Ich hatte das Ritual  aus der Kindheit des Einklebens der Marken längst vergessen. Doch am letzten Wochenende wurde ich bei meinem Lebensmitteleinkauf in einem Supermarkt wieder daran erinnert. Ich stand ausnahmsweise einmal in der richtigen Warteschlange vor der Kasse 🙂 und näherte mich fast mit rasantem Tempo der Kassiererin. Da hörte ich, wie die Kassiererin zu der zweiten Kundin vor mir sagte: „Möchten Sie Märkchen?“ Die Frau wußte anscheinend nicht, was die Kassiererin meinte und erkundigte sich ausführlich nach den Märkchen. Ihr wurde erklärt, dass es pro fünf Euro Einkauf ein Märkchen gäbe und dass sie die Märkchen in ein Heft einkleben könne. Wenn das Heft voll sei, könne sie damit zurzeit verbilligt Handtücher erwerben. Letztens habe es Messer gegeben und ein anderes Mal Kochtöpfe.

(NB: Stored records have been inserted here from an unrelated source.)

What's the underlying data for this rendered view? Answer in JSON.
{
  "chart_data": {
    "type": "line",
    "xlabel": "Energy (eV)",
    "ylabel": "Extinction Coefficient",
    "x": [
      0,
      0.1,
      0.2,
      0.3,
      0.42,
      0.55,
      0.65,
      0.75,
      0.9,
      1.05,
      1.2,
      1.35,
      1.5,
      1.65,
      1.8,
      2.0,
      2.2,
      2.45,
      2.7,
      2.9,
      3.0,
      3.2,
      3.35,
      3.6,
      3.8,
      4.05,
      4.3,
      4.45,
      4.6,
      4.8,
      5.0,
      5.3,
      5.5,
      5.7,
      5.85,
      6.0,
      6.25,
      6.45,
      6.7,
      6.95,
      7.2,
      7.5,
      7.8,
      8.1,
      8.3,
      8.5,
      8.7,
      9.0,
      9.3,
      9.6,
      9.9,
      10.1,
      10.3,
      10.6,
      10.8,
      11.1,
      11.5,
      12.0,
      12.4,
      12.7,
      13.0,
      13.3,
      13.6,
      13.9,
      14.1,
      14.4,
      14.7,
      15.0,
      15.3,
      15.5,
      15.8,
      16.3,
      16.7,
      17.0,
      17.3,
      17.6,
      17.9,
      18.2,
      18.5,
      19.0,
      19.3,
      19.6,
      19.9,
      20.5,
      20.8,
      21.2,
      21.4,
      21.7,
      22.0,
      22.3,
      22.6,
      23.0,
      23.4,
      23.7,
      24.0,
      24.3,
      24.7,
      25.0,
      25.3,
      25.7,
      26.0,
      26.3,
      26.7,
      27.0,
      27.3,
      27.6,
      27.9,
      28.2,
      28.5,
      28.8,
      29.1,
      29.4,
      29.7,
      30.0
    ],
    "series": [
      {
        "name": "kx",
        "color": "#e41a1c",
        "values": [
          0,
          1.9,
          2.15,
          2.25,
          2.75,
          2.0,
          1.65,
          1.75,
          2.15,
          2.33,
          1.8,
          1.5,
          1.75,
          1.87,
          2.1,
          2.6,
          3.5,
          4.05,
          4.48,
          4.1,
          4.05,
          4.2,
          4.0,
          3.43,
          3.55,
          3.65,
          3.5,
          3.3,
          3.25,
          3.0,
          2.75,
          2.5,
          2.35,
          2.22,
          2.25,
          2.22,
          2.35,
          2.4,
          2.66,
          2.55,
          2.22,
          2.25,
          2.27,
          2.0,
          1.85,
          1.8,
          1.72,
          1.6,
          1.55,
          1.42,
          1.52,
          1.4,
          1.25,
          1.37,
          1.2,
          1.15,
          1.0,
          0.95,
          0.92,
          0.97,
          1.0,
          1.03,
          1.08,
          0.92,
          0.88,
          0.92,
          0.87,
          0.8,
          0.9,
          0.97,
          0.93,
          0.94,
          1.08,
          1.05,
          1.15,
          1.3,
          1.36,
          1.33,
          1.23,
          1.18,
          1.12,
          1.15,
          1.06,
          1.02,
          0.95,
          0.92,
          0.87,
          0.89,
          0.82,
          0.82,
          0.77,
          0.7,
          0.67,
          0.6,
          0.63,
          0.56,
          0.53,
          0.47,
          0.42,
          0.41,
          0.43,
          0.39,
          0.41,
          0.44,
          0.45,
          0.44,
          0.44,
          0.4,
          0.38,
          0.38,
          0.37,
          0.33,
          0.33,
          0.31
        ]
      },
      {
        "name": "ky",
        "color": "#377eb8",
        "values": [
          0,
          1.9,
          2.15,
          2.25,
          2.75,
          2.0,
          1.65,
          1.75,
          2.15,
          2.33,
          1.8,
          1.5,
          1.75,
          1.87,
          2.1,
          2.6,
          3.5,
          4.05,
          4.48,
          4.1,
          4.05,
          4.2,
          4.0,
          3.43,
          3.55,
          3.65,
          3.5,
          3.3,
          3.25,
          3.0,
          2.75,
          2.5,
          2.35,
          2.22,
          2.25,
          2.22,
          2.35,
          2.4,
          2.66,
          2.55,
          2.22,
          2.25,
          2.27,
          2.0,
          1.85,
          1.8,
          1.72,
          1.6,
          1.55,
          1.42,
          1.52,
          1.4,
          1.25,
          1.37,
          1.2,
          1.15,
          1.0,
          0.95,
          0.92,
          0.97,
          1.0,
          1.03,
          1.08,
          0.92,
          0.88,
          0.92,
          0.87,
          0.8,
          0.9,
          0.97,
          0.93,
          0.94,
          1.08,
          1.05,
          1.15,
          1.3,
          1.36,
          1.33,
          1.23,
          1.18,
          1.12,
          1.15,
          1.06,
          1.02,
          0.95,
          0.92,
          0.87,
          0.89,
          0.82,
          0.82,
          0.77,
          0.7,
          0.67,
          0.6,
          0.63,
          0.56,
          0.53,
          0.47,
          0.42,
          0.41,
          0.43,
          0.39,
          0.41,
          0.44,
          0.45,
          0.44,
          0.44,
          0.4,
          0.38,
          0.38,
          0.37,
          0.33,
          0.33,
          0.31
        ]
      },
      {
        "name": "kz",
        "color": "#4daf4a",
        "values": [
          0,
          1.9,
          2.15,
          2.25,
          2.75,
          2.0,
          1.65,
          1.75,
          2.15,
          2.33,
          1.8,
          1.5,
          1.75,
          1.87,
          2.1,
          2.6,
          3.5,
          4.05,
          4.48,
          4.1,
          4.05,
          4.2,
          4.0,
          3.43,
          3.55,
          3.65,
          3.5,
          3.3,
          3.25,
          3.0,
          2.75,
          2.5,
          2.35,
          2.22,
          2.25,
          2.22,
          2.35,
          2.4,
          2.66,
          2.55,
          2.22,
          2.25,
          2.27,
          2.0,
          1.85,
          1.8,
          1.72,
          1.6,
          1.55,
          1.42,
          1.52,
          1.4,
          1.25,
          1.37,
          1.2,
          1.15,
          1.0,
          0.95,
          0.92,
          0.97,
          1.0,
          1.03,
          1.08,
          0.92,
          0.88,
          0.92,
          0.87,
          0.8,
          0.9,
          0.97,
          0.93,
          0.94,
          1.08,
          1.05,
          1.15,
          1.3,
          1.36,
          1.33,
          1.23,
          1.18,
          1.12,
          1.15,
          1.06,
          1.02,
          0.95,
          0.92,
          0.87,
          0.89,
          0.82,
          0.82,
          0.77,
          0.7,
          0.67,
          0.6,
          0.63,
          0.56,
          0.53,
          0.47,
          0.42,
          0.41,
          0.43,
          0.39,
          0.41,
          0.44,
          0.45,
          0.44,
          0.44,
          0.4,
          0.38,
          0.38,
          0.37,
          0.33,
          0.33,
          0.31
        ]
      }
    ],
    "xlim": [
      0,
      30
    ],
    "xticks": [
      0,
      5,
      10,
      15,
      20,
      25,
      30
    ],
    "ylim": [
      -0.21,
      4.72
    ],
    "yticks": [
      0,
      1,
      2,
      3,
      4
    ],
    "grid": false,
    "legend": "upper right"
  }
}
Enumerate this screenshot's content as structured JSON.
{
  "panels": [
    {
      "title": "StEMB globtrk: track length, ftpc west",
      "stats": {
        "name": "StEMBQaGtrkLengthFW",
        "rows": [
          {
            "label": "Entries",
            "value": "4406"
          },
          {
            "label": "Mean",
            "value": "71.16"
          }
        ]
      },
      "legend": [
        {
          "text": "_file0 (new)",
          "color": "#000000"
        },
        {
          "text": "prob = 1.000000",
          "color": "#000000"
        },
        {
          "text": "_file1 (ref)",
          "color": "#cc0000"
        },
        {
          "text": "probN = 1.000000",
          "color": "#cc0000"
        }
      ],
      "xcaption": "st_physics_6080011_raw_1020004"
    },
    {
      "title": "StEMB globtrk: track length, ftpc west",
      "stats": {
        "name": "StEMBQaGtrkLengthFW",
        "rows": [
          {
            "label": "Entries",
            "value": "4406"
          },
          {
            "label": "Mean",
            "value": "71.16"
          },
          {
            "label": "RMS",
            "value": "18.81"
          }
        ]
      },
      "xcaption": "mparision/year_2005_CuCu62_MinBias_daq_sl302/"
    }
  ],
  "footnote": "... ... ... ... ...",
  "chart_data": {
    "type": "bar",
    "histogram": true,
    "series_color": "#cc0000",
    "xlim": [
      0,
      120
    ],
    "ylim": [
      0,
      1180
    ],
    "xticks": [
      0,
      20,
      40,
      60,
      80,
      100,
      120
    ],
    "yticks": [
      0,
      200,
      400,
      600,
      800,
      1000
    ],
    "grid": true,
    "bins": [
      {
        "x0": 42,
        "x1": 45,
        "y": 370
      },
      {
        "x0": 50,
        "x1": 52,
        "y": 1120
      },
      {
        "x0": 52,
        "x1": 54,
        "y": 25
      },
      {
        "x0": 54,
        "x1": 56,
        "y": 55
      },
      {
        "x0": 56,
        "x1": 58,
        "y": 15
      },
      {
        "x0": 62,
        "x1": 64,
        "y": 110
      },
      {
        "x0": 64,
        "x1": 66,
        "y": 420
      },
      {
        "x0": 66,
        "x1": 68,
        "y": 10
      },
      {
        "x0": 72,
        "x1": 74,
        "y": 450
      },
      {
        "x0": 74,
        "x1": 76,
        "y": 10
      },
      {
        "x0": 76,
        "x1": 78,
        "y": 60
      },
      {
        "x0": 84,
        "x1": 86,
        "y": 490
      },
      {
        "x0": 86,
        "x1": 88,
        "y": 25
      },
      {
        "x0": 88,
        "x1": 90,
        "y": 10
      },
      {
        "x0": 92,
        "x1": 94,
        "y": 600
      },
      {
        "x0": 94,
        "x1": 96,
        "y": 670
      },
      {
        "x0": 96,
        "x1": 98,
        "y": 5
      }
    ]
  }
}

Während ich noch darüber nachdachte, wie clever doch heute den Kunden zusätzliches Geld aus der Tasche gezogen wird, indem keine Gutschriften für die Märkchen gemacht werden, sondern nur angeblich verbilligte Teile zusätzlich verkauft werden, konnte sich die Kundin nicht entschließen. Im Ergebnis stand ich also doch wieder mal in der falschen Schlange bis die Kundin sich endlich zu einem klaren Nein zu den Märkchen entschieden hatte. Die Kundin vor mir erklärte gleich von sich aus der Kassiererin, dass sie Märkchen wünsche. Sie drehte sich zu mir um und fragte, ob ich auch Märkchen wolle. Ehrlich gesagt hatte ich darüber noch nicht nachgedacht und meinte nur, dass ich die bislang noch nicht sammele.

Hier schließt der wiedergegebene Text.